Finaliste en 2013, l’équipe de France se présentait en Slovaquie en 2014 avec une équipe jeune mais revancharde. Une alliance qui avait bien fonctionné, puisque les Bleues avaient décroché ce titre pour la troisième fois de leur histoire.

Après un doublé 2010 et 2011, l’équipe de France Girls avait à cœur de s’imposer à nouveau. En Slovaquie, l’édition 2014 du Championnat d’Europe par équipes fut la bonne. Toujours avec Édouard Bréchignac aux manettes, accompagné par Stéphanie Arricau, les six jeunes filles avaient réalisé la semaine parfaite. En bonus elles avaient pris leur revanche de l’année précédente en privant les Suédoises du triplé.

La maîtrise en qualification

S’il y avait certains doutes quant à la jeunesse et la fragilité de cette équipe, la qualification avait rassuré tout le monde. C’est bien simple, Mathilda Cappeliez, Eva Gilly, Marion Veysseyre, Lauralie Migneaux, Élisabeth Codet et Agathe Laisné avaient tout simplement été grandioses en terminant tout en haut du classement, à -10 total, loin devant l’Autriche et l’Espagne sur le podium.

La France s’était même offerte le luxe de placer quatre joueuses dans le top 10 du classement individuel, Mathilda Cappeliez en chef de file. Avec une moyenne d’âge de 16 ans, la fougue et l’envie avait donc permis aux Françaises de marquer les esprits.

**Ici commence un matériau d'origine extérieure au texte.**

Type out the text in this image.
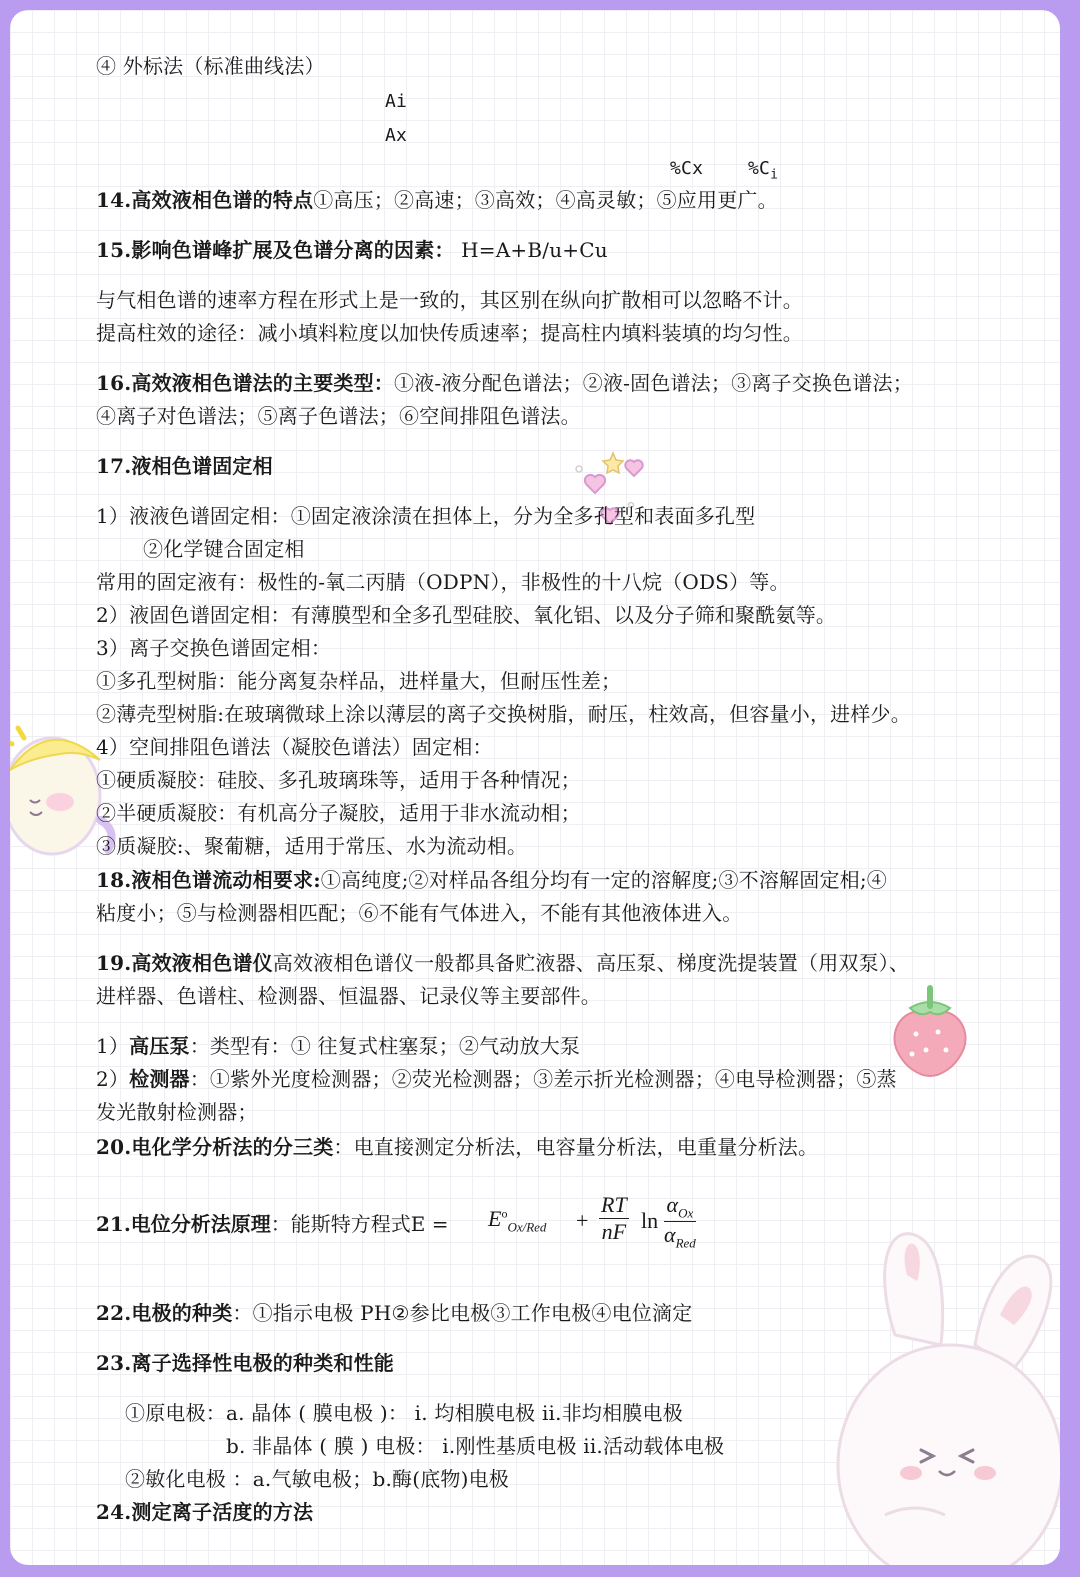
④ 外标法（标准曲线法）
Ai
Ax
%Cx $\%C_i$
14.高效液相色谱的特点①高压；②高速；③高效；④高灵敏；⑤应用更广。
15.影响色谱峰扩展及色谱分离的因素： H=A+B/u+Cu
与气相色谱的速率方程在形式上是一致的，其区别在纵向扩散相可以忽略不计。
提高柱效的途径：减小填料粒度以加快传质速率；提高柱内填料装填的均匀性。
16.高效液相色谱法的主要类型：①液-液分配色谱法；②液-固色谱法；③离子交换色谱法；
④离子对色谱法；⑤离子色谱法；⑥空间排阻色谱法。
17.液相色谱固定相
1）液液色谱固定相：①固定液涂渍在担体上，分为全多孔型和表面多孔型
②化学键合固定相
常用的固定液有：极性的-氧二丙腈（ODPN），非极性的十八烷（ODS）等。
2）液固色谱固定相：有薄膜型和全多孔型硅胶、氧化铝、以及分子筛和聚酰氨等。
3）离子交换色谱固定相：
①多孔型树脂：能分离复杂样品，进样量大，但耐压性差；
②薄壳型树脂:在玻璃微球上涂以薄层的离子交换树脂，耐压，柱效高，但容量小，进样少。
4）空间排阻色谱法（凝胶色谱法）固定相：
①硬质凝胶：硅胶、多孔玻璃珠等，适用于各种情况；
②半硬质凝胶：有机高分子凝胶，适用于非水流动相；
③质凝胶:、聚葡糖，适用于常压、水为流动相。
18.液相色谱流动相要求:①高纯度;②对样品各组分均有一定的溶解度;③不溶解固定相;④
粘度小；⑤与检测器相匹配；⑥不能有气体进入，不能有其他液体进入。
19.高效液相色谱仪高效液相色谱仪一般都具备贮液器、高压泵、梯度洗提装置（用双泵）、
进样器、色谱柱、检测器、恒温器、记录仪等主要部件。
1）高压泵：类型有：① 往复式柱塞泵；②气动放大泵
2）检测器：①紫外光度检测器；②荧光检测器；③差示折光检测器；④电导检测器；⑤蒸
发光散射检测器；
20.电化学分析法的分三类：电直接测定分析法，电容量分析法，电重量分析法。
21.电位分析法原理：能斯特方程式$E = E^o_{Ox/Red} + \frac{RT}{nF}$ ln
$\alpha_{Ox}$
$\alpha_{Red}$
22.电极的种类：①指示电极 PH②参比电极③工作电极④电位滴定
23.离子选择性电极的种类和性能
①原电极：a. 晶体 ( 膜电极 )： i. 均相膜电极 ii.非均相膜电极
b. 非晶体 ( 膜 ) 电极： i.刚性基质电极 ii.活动载体电极
②敏化电极 ：a.气敏电极；b.酶(底物)电极
24.测定离子活度的方法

Mais au-delà du score, cette jeunesse assumée était aussi, à l’époque, un véritable souhait de la part du coach : « C’était une très belle équipe de France, l’une des plus belles depuis longtemps, reconnaît Édouard Bréchignac. C’était un mélange de talent, de passion et de performance. L’objectif en 2014 était double, il fallait demeurer compétitif dans ce championnat mais aussi rajeunir l’équipe en formant de nouvelles golfeuses, en leur offrant l’opportunité de s’aguerrir. À ce moment là je suivais juste l’évolution du golf féminin mondial où l’on voyait des filles disputer l’US Open à 11 ans ou intégrer le LPGA à 16 ans. »

Quoi qu’il en soit, la stratégie fut payante et les filles du collectif ne souhaitaient pas s’arrêter là. La médaille d’argent de l’année précédente n’avait pas suffit et les Girls en voulaient plus.

Jusqu’au bout, sans trembler !

Élisabeth Codet (à gauche) et Agathe Laisné (à droite), deux jeunes recrues performantes sur ces championnats de 2014.

Le premier obstacle qui s’était présenté aux Tricolores était les Pays-Bas. Sur le papier l’adversaire ne faisait pas peur mais sur le fairways se fut une autre histoire. Accrochée dans un double la France avait entamé les simples avec un peu de pression. Un stress qui n’avait finalement pas eu d’effets sur les joueuses mais cette rencontre avait résonné comme une alerte dans les têtes du groupe France. Elles l’avaient emporté 5 à 2 pour s’offrir une revanche en demi-finale contre les tenantes du titre suédoises.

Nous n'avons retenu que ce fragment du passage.